Era un hombre peculiar simpático, afable, divertido y amigo de sus amigos, que vivía bien con su familia, mujer e hijos. Tenía un buen trabajo y era feliz; no le faltaba de nada, un día sin esperarlo le sobrevino un terrible daño cerebral y todo cambió.
No podía moverse por sí solo sin ayuda, no veía bien y tenía la memoria casi perdida. No recordaba nada, había perdido los últimos 30 años, como si no los hubiese vivido.
Como todos los días lo recogieron del centro donde iba a ver si mejoraba las secuelas que le había quedado tanto físicas como mentales tras el daño.
Sabía que había seres queridos que lo cuidaban pero confundía su parentesco.
Un día llegó a la casa y lo sentaron como siempre en su butaca orejona de cretona Inglesa con fondo verde y estampado de flores, le pusieron la televisión para que se entretuviese.
Él sabía que había escrito todos los acontecimientos principales de su vida, sus memorias, las cuales estaban en algún lugar de la casa pues no lo había tirado.
Este día, lo recordó y como no estaba vigilado intentó buscarlos, estarían en cualquier lugar. Miró y no vio nada, se echó al suelo y gateando como un niño pequeño como pudo se dirigió a la puerta del pasillo. La trampilla de la Buhardilla estaba abierta y la escalera desplegada.
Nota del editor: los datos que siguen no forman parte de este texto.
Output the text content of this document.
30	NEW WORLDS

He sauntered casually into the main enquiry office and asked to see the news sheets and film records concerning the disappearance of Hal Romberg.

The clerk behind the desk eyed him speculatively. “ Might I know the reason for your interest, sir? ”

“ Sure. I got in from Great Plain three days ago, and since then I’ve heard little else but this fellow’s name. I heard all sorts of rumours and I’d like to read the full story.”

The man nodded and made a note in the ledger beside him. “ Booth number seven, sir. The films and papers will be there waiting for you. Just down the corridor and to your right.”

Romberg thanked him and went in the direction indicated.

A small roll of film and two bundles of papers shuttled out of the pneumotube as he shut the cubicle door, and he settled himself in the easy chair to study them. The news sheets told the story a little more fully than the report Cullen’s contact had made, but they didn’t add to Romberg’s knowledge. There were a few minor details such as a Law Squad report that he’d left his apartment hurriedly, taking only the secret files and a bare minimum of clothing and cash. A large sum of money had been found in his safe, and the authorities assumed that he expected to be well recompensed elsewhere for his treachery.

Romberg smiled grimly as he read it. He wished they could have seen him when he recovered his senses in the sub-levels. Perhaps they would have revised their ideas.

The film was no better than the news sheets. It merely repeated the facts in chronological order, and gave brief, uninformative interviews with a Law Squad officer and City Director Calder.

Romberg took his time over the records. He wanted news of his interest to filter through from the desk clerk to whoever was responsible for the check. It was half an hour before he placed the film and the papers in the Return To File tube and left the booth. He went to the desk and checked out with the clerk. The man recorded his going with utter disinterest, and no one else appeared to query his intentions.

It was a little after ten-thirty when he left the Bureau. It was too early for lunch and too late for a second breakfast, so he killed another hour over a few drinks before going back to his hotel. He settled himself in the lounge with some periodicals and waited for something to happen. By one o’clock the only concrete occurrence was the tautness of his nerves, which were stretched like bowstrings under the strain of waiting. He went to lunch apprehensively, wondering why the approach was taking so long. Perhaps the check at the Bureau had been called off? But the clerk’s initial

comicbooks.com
Se dirigió hacia ella arrastrándose por el suelo como un animal y con mucho esfuerzo fue subiendo los peldaños.
Una vez arriba pudo ver a duras penas el desván. Tenía un color uniforme, predominaba el gris plomizo en todo lo que había, debido al polvo acumulado a lo largo del tiempo. Estaba iluminado por una tenue luz que entraba por un ventanuco del techo a través de una cortina de un color indeterminado media ajada toda deshecha por el sol, con una abertura por donde entraba un poco de luz que alumbraba la estancia, Había muchos muebles en desuso de los cuales reconoció entre ellos, a pesar de la funda color pardo que les cubrían. Estaban el pequeño escritorio al cual se le veían solo sus patas rematadas por un metal ya oxidado, un perchero modernista tipo tonet de pie y dos mecedoras a juego con los asientos vencidos una con la rejillas rota. De uno de los brazos colgaba enganchada una Pamela de paja con grades flores de fieltro en una cinta alrededor ya pasada de moda.
Arrumbados viejos cuadros con grandes fotografías de sus antepasados y láminas de vírgenes y santos que se ponía en las cabeceras de las camas. Había un cuadro de un Ángel de la guarda de un niño cruzando un arroyo por una estrecha tabla y el Ángel situado detrás. Junto a éstas también apiladas sobre la pared grandes cajas que no se sabían cuál era su contenido.
Un pequeño cofre abierto en el centro de la estancia donde estaban los escritos que tanto él buscaba. Alumbrado por un rayo de luz que en aquel momento le entraba por las rajas de la cortina se vislumbraba el pequeño cofre de madera de cedro natural sin herrajes que tenía solo una cerradura sin llave y dos departamentos, uno para el papel y el otro para los útiles de escritura dos tinteros de cristal con la tinta ya seca. Un plumín de madera rojiza con su pluma y dos plumas estilográficas, una nacarada de color crema y plateada con depósito de tinta que se llenaba con un cuentagotas y la otra más moderna y estilizada de un material plástico oscuro y dorados los anillos del capuchón con depósito de tinta intercambiable.
Éste se dirigió hacia allí y lo cogió. Respaldándose en una caja se lo puso entre sus piernas, y fue sacando los escritos con la intención de leerlos y recordar parte de su pasado, pero no pudo.
Los papeles estaban descoloridos, amarillentos por el paso de los años y no se veían, pues las letras estaban comidas por el sol sin remisión. A medida que iba sacando papeles se aclaraba, sin embargo eran ya lo que recordaba lo vivido muchos años atrás, y los papeles que buscaba era de los últimos 30 años, que era lo que se había borrado para siempre. Concluyó de esta forma que no podría saberlo nunca. Allí quedó sentado en el suelo y llorando con los papeles regados entre sus piernas .
Cuando lo echaron de menos; lo buscaron por toda la casa, se dieron cuenta que la trampilla estaba abierta y subieron corriendo; allí estaba sentado en el suelo .
Lo bajaron con mucho esfuerzo y lo sentaron en su sillón, le dieron el almuerzo y aquel episodio no lo olivaría nunca, continuo asistiendo a su recuperación con entusiasmo y alegría mientras pudo.
Dedicado a la memoria de Antonio Sánchez de la Campa García.